Потерпевший очнулся от едкого дыма, заполонившего уже всю комнатушку. И, здесь он, несмотря на допущенную трусоватость и малодушие, пожалуй, совершил подвиг. Плохо соображающий от удара историк, тем не менее, подполз к кровати и вытащил из-под матраса спрятанные бумаги. А затем сумел сползти с крыльца и несколько удалиться от полыхавшего уже пожара.
Ярчайший огненный гребень взметнулся над бывшим пристанищем Иосифа Флавия и опал, подняв далеко видимый искрящийся сноп искр.
И, вероятно, именно благодаря скромному писцу, дослужившемуся до должности весьма доверенного лица римского императора некоторые живописцы, впоследствии, смогли изобразить подлинный лик Иисуса Христа, а безымянные составители Библии, несомненно, воспользовались его выразительным жизнеописанием мессианского пророка, оказавшегося Всевышним.
Сам же он вошел в историю, как замечательный древний историк, написавший серьезные труды по истории древнего мира, особенно Иудеи и Рима.
Глава восемнадцатая
1.15. Рим. 28 марта 26 года по Юлианскому календарю.

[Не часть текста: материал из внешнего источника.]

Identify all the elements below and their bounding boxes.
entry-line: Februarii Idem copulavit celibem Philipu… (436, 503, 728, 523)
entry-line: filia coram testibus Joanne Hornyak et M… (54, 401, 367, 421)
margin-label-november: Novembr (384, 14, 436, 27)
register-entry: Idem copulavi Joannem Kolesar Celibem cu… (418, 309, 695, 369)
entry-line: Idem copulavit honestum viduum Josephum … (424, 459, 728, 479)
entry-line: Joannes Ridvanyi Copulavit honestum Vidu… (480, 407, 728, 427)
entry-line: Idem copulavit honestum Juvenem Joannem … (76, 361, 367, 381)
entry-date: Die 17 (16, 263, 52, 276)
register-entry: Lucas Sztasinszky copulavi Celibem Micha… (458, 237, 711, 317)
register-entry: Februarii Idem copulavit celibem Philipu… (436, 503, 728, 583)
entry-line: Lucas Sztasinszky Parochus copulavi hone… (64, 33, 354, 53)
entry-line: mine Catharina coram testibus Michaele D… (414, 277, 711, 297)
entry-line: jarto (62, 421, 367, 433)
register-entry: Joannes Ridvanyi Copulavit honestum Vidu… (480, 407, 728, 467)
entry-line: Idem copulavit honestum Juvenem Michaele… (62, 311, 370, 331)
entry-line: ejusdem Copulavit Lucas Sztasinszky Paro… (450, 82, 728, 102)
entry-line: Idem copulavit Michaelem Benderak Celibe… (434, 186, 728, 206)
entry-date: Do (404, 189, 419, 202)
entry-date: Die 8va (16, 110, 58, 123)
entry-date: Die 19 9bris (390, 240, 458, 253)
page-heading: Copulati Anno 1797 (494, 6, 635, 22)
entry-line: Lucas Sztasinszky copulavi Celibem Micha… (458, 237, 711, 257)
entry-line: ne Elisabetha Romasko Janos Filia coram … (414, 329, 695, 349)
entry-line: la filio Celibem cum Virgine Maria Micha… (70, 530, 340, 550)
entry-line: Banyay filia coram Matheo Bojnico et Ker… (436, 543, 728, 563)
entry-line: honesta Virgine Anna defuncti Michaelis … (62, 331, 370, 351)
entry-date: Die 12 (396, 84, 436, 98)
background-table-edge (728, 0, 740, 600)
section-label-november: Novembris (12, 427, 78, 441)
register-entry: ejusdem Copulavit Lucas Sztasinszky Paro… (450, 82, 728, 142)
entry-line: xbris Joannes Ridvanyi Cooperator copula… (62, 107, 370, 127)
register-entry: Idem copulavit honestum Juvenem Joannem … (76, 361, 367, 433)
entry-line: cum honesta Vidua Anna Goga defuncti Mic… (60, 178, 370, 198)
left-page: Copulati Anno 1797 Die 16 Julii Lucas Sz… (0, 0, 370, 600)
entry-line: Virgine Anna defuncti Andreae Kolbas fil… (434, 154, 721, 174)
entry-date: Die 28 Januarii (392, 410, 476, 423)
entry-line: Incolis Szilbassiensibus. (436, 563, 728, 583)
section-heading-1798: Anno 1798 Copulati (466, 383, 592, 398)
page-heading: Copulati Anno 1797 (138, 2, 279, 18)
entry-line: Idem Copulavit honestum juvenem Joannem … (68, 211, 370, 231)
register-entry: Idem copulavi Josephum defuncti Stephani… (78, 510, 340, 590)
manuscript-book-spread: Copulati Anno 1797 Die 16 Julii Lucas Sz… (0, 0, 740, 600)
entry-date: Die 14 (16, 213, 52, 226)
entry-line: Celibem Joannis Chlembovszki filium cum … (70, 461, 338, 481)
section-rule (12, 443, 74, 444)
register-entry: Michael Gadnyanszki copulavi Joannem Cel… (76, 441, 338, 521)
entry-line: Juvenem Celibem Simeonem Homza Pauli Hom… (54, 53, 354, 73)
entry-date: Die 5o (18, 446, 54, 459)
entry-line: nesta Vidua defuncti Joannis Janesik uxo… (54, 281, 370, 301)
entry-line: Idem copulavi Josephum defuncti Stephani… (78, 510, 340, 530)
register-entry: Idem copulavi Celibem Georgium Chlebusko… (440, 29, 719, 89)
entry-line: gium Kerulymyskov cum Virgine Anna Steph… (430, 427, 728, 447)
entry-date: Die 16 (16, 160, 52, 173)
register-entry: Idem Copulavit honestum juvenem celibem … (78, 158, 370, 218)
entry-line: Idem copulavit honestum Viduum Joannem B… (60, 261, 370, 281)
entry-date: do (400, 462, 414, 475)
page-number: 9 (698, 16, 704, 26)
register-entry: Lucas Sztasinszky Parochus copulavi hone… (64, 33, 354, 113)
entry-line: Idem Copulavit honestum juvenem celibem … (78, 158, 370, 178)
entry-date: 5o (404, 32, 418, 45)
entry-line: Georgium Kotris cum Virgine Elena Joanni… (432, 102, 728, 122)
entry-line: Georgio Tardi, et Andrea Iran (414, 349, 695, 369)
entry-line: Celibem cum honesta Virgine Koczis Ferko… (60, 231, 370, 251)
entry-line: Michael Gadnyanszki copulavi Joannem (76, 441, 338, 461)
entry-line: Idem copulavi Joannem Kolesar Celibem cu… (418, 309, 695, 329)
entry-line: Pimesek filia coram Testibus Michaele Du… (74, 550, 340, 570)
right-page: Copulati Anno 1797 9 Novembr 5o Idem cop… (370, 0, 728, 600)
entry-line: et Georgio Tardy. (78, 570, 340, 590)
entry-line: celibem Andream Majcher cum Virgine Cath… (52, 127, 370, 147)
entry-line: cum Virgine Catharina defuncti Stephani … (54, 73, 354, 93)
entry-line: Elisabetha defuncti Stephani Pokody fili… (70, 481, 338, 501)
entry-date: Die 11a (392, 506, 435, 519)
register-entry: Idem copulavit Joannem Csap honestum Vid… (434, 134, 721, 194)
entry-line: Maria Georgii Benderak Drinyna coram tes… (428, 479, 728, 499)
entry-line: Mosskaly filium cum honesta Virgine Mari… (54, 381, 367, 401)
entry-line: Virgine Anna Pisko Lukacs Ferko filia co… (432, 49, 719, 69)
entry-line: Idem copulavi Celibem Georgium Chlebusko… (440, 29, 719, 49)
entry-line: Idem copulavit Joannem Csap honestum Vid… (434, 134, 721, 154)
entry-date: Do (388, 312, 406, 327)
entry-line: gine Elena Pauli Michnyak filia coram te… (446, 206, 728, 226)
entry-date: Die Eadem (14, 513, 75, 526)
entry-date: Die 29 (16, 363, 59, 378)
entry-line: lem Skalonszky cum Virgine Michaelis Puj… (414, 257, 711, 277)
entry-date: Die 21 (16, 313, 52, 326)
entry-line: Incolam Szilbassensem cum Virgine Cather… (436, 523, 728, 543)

Тиберий возлежал на мраморной скамье, покрытой толстым пушистым покрывалом, в тепидарии своих роскошных терм. На столике рядом стояли несколько кубков с различными винами, которые время от времени он подносил ко рту, наслаждаясь прохладным терпким вкусом благородных выдержанных напитков. Однако долгожданное, обволакивающее тело и разум, опьянение приходило медленно.